Enjoy Every Sandwich

Last month I wrote a blog about Mickey Mantle and the wisdom expressed towards the end of his life. Another person that was able to express some words of wisdom when he knew he was dying was Warren Zevon, who died ten years ago today. While appearing on “the Late Show with David Letterman” for the last time Zevon was asked if he knew something more about life and death than he did before, he said what is now a famous line, “not unless I know how much I’m supposed to enjoy every sandwich.”

Take a moment and think about that. It’s pretty simple, isn’t it? “Enjoy every sandwich.” We are a society of people that do not enjoy simple things as much as we should. Don’t get me wrong, I try to, but I don’t find it easy. I battle depression regularly and often good moments are lost on me. It’s a shame.

And while I know “enjoy every sandwich” does not refer only to sandwiches, I can 100% relate to it and took it 100% literally recently. After needing to budget myself very strictly about one month ago, I had been eating ramen noodles for lunch every day for over a week. I want to make it clear that I enjoy ramen noodles, but it’s one thing to like them, and it’s one thing to eat them because it’s all you can afford. But anyway, my point is when I got my next paycheck after the week of ramen, I went out for a sandwich on my lunch break. It was nothing more than an Italian combo from Subway, but I can’t begin to describe how great that sandwich was to me.

It’s important to enjoy simple things and moments. That is the point of Zevon’s comment and that was what I did with my sandwich. Having that lunch was not a life changing event, and it truly was not a memorable one, but I felt I had earned that lunch. It was an accomplishment, and it meant something.

I can’t claim to be the biggest Warren Zevon fan out there. Actually, other than “Werewolves of London,” I don’t know if I knew any of his songs before his illness. But after reading about him, I became interested and started listening to more of his work. I really liked what I heard. He wrote songs that were wise, humorous, and just relatable. And trust me, while “Werewolves of London” is his biggest hit, it really does not showcase his songwriting as well as other songs do. And in reality, the last album he wrote, “the Wind, “which he started after knowing he was dying was some of his most touching work.

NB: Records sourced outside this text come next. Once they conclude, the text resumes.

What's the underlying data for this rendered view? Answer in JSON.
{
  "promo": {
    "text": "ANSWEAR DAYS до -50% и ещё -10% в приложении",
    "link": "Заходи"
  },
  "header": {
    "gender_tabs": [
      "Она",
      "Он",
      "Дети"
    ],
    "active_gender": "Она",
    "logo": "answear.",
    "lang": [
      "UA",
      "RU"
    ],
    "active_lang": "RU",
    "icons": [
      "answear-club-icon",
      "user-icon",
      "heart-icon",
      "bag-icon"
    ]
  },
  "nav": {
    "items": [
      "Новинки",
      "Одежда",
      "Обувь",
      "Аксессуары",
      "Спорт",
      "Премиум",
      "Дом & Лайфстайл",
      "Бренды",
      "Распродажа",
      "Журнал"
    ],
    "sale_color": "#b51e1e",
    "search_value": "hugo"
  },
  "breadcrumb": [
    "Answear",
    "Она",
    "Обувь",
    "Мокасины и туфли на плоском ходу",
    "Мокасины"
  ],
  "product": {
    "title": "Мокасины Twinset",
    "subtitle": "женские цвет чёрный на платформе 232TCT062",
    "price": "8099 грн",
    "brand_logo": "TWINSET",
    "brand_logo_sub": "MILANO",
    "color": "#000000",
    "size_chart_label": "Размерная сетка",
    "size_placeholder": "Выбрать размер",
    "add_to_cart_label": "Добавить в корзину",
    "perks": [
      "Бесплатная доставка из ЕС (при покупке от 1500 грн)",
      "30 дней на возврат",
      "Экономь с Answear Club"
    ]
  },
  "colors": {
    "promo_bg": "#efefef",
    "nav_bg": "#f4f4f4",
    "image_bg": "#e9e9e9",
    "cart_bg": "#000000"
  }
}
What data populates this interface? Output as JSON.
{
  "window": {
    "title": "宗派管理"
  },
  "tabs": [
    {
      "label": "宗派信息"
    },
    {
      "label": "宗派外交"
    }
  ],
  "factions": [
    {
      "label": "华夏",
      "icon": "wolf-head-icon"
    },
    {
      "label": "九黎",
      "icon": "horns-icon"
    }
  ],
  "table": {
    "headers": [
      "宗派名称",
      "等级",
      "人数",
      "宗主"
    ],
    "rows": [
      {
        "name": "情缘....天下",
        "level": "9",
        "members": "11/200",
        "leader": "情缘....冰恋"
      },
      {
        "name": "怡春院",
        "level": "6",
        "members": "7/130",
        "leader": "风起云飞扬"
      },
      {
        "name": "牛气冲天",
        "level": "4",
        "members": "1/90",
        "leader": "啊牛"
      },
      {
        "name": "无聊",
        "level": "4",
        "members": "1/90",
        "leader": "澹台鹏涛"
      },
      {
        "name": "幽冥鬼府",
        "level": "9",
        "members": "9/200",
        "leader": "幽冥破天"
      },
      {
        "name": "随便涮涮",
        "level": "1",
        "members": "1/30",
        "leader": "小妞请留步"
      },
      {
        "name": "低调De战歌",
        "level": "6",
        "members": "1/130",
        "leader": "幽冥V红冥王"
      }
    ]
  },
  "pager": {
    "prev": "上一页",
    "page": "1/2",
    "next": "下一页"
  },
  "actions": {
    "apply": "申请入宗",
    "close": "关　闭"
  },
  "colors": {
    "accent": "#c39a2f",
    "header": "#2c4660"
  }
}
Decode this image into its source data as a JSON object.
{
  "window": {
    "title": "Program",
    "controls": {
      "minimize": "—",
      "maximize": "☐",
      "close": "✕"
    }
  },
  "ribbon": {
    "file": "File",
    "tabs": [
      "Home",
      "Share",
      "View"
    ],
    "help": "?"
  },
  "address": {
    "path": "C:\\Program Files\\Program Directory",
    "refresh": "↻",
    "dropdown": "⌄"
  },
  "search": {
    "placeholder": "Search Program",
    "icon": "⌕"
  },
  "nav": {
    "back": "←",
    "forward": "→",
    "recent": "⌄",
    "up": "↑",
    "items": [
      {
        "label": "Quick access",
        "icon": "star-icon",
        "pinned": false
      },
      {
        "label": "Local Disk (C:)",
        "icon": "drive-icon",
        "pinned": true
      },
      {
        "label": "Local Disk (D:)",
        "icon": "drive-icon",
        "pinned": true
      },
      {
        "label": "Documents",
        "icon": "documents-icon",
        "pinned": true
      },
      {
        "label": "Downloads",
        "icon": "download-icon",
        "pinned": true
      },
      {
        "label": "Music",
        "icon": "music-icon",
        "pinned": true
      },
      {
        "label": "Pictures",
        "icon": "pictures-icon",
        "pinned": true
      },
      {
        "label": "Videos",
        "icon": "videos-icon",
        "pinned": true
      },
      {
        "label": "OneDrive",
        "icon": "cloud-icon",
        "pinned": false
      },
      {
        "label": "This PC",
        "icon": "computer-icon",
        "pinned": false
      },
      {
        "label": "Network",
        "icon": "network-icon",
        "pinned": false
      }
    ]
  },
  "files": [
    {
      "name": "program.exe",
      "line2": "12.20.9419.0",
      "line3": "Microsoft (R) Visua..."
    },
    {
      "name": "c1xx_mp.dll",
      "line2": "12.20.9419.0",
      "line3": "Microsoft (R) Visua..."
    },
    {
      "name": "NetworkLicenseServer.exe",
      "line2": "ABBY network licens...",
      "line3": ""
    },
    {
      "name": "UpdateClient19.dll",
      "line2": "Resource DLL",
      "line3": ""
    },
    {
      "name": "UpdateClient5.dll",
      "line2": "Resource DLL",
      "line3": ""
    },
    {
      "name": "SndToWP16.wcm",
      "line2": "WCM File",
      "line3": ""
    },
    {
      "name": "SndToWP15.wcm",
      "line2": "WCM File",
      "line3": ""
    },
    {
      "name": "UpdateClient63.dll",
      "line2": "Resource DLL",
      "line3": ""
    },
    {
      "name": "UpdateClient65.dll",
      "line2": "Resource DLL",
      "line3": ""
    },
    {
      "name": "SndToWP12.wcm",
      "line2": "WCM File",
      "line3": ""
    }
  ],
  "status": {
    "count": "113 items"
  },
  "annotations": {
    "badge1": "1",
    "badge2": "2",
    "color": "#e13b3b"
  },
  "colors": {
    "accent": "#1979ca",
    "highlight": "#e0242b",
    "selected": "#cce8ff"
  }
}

Over the last few years as I had much of my life fall apart in a fairly short period of time, I like to believe that I gained a lot of perspective on what is truly important and what is just trivial nonsense. But I can say that I don’t have nearly the perspective that Mickey Mantle or Warren Zevon did towards the end of their lives. We all know we’re going to die at some point. But it’s a bit different to know it’s coming soon. Both Mantle and Zevon were able to say some wise things that we all need to pay attention to. Not only do we need to take better care of ourselves as Mickey Mantle said we need to do, but we really do need to enjoy every sandwich. Both are incredibly simple concepts that we all need to pay attention to. I’m working on both of them. Hopefully, I’ll be able to succeed.